As a prevalent burial place for prominent North Carolinians, Riverside Cemetery continues to keeps the stories of Zebulon B. Vance, Thomas Wolfe, and O. Henry accessible to onlookers and history enthusiasts. Riverside Cemetery, an 87 acre burial plot, overshadows the French Broad River, attracting numerous tourists to its serene landscape. The cemetery was founded in 1885 and it has since remained an important cultural and historic venue in Buncombe County.
Located in the western mountains of North Carolina in Boone, Appalachian State University was once a school dedicated to prepare teachers. Appalachian, or then Watagua Academy, was formed by the Dougherty brothers in 1899. Appalachian experienced great growth by the 1940s, and it was inducted into the University of North Carolina school system in the 1970s. Appalachian State University currently enrolls over 17,000 students, offering over 140 undergraduate and graduate programs.
Located in Hickory, North Carolina, Lenoir-Rhyne University was founded in 1891 as Highland Academy by four Lutheran ministers.
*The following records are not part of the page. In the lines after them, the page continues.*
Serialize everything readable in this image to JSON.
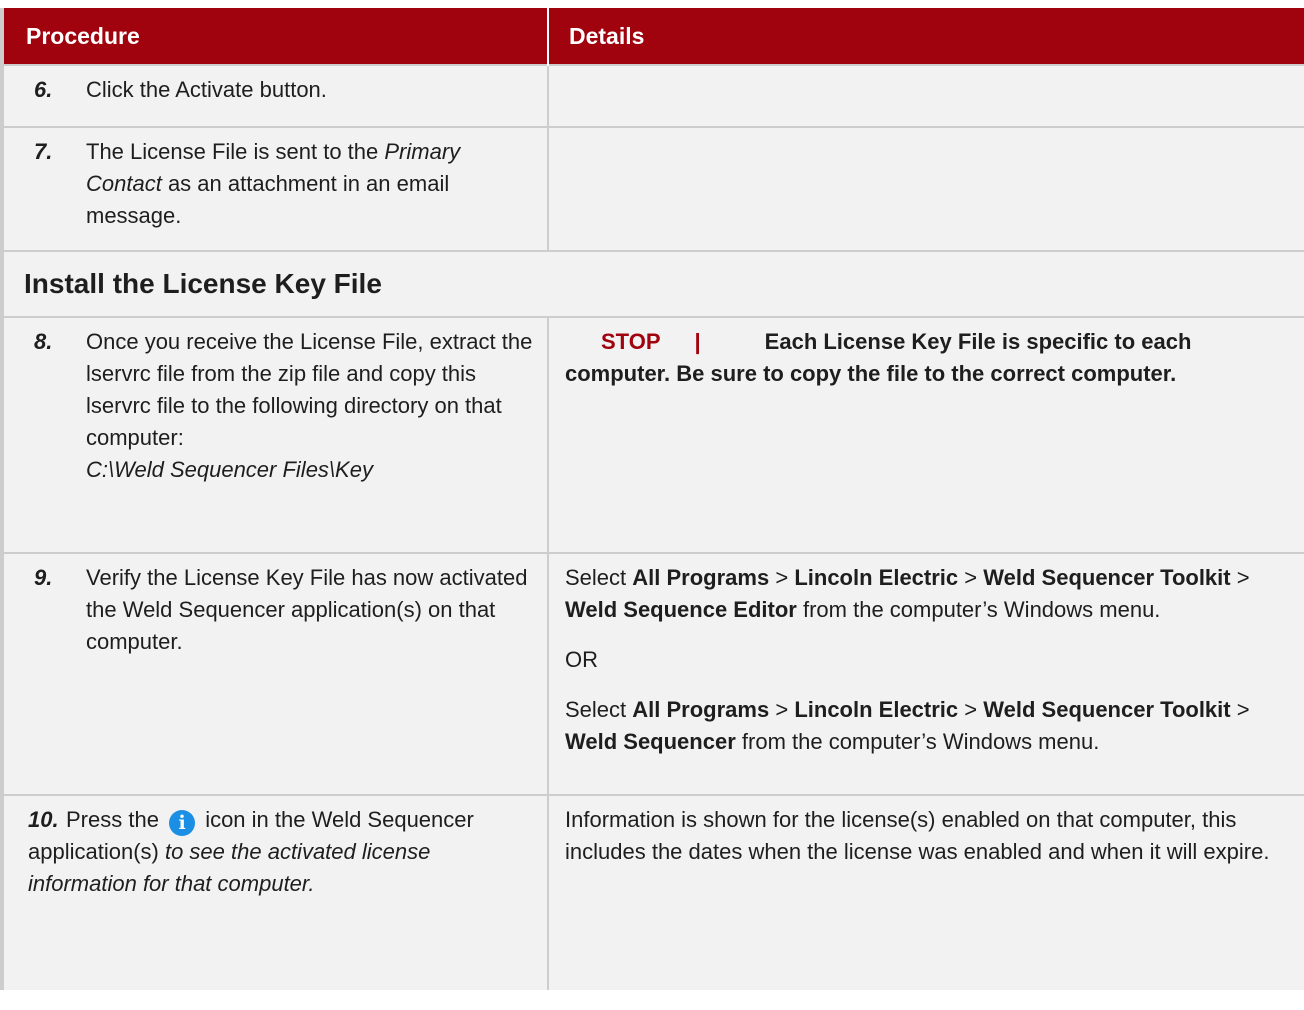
{
  "header": {
    "procedure": "Procedure",
    "details": "Details"
  },
  "step6": {
    "num": "6.",
    "text": "Click the Activate button."
  },
  "step7": {
    "num": "7.",
    "text_a": "The License File is sent to the ",
    "text_italic": "Primary Contact",
    "text_b": " as an attachment in an email message."
  },
  "section_title": "Install the License Key File",
  "step8": {
    "num": "8.",
    "text": "Once you receive the License File, extract the lservrc file from the zip file and copy this lservrc file to the following directory on that computer:",
    "path": "C:\\Weld Sequencer Files\\Key",
    "stop_label": "STOP",
    "stop_bar": "|",
    "stop_text_1": "Each License Key File is specific to each",
    "stop_text_2": "computer.  Be sure to copy the file to the correct computer."
  },
  "step9": {
    "num": "9.",
    "text": "Verify the License Key File has now activated the Weld Sequencer application(s) on that computer.",
    "select": "Select",
    "all_programs": "All Programs",
    "sep": ">",
    "lincoln": "Lincoln Electric",
    "toolkit": "Weld Sequencer Toolkit",
    "editor": "Weld Sequence Editor",
    "editor_tail": "from the computer’s Windows menu.",
    "or": "OR",
    "sequencer": "Weld Sequencer",
    "sequencer_tail": "from the computer’s Windows menu."
  },
  "step10": {
    "num": "10.",
    "text_a": "Press the",
    "icon_glyph": "i",
    "text_b": "icon in the Weld Sequencer application(s)",
    "text_italic": "to see the activated license information for that computer.",
    "details": "Information is shown for the license(s) enabled on that computer, this includes the dates when the license was enabled and when it will expire."
  },
  "colors": {
    "accent": "#a1030e",
    "row_bg": "#f2f2f2",
    "icon": "#1a8fe3"
  }
}
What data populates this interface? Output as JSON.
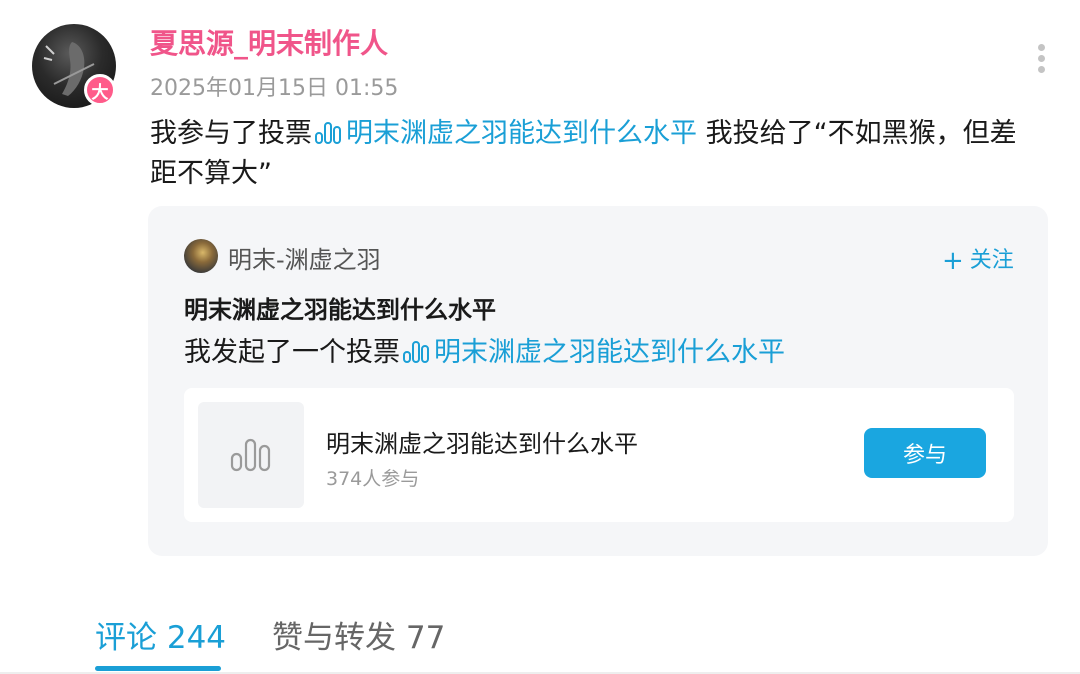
{
  "post": {
    "author": "夏思源_明末制作人",
    "badge": "大",
    "timestamp": "2025年01月15日 01:55",
    "text_prefix": "我参与了投票",
    "text_link": "明末渊虚之羽能达到什么水平",
    "text_suffix": " 我投给了“不如黑猴，但差距不算大”"
  },
  "quoted": {
    "source_name": "明末-渊虚之羽",
    "follow_label": "关注",
    "title": "明末渊虚之羽能达到什么水平",
    "body_prefix": "我发起了一个投票",
    "body_link": "明末渊虚之羽能达到什么水平",
    "poll": {
      "title": "明末渊虚之羽能达到什么水平",
      "participants": "374人参与",
      "join_label": "参与"
    }
  },
  "tabs": {
    "comments": "评论 244",
    "likes_reposts": "赞与转发 77"
  },
  "colors": {
    "author": "#f0558a",
    "link": "#1a9fd6",
    "button": "#1aa6e0",
    "badge": "#ff5b8a"
  },
  "icons": {
    "more": "more-vertical-icon",
    "vote": "poll-bars-icon",
    "follow": "plus-icon"
  }
}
Since its inception the school has grown to a student body of 1,900 students, and Lenoir-Rhyne continues its affiliation with the Evangelical Lutheran Church in America.
Located in the western mountains of Buncombe County, North Carolina, UNC-Asheville remains the only distinctly labeled liberal arts university in the state. Asheville-Buncombe College, the precursor to the modern university, dates back to the late 1920s. After a significant increase in local and state funding during the late 1950s, UNC-Asheville relocated to its present location, and its student population greatly increased. Today, nearly 3,700 students attend the university.
Located in Mitchell County, the Penland School of Crafts has long been heralded as a haven for young craftsmen and women from around the world. Since its inception in the late 1920s, Penland has offered courses ranging from weaving to glassworking to silversmithing. Today, 1,200 people attend the school annually, and a vibrant, local crafts culture surrounds the school.
Stoneman’s Raid has been described as the final blow to the Confederacy during the Civil War. From March until April 1865, Major General George Stoneman led a Union army into North Carolina and Virginia with the order to destroy Confederate structures and railways. The raid caused utter destruction in western North Carolina, and the task of rebuilding the many buildings and railroads proved to be a struggle through Reconstruction.
General Griffith Rutherford led a short but destructive march against the mountain-dwelling Cherokee in September 1776. Although casualties were relatively low on both sides, Rutherford’s army razed over thirty important Cherokee communities causing tribesmen and women to flee the mountains and start life anew elsewhere. Some historians claim that had the Cherokee recovered and fought with the British during the Revolutionary War, the conclusion may have been different.
Home to the prominent crafts school, the Penland School of Crafts, Mitchell County holds an important place in North Carolina mountain culture. The county was established in 1861, and its county seat is Bakersville. Mitchell County has long remained a source of over fifty precious metals and other minerals.
A western mountain county, Jackson is known for its interesting natural and physical characteristics, particularly the Great Smoky Mountains, the Tuskasegee River, and the Nantahala National Forest. Formed in 1851, Jackson’s county seat is the town of Sylva, and other communities include Cashiers, Glenville, and Balsam.
Sacred to the Cherokee, Judaculla Rock has long remained a tourist attraction, but also a mystery to archeologists and geologists. Located in Jackson County, the large soapstone exhibits intricate carvings that Cherokee believe were imprinted by the god of all Game Animals, Judaculla or Tsu’kalu. Yet, historians and archeologists have proposed different theories regarding the rock’s meaning.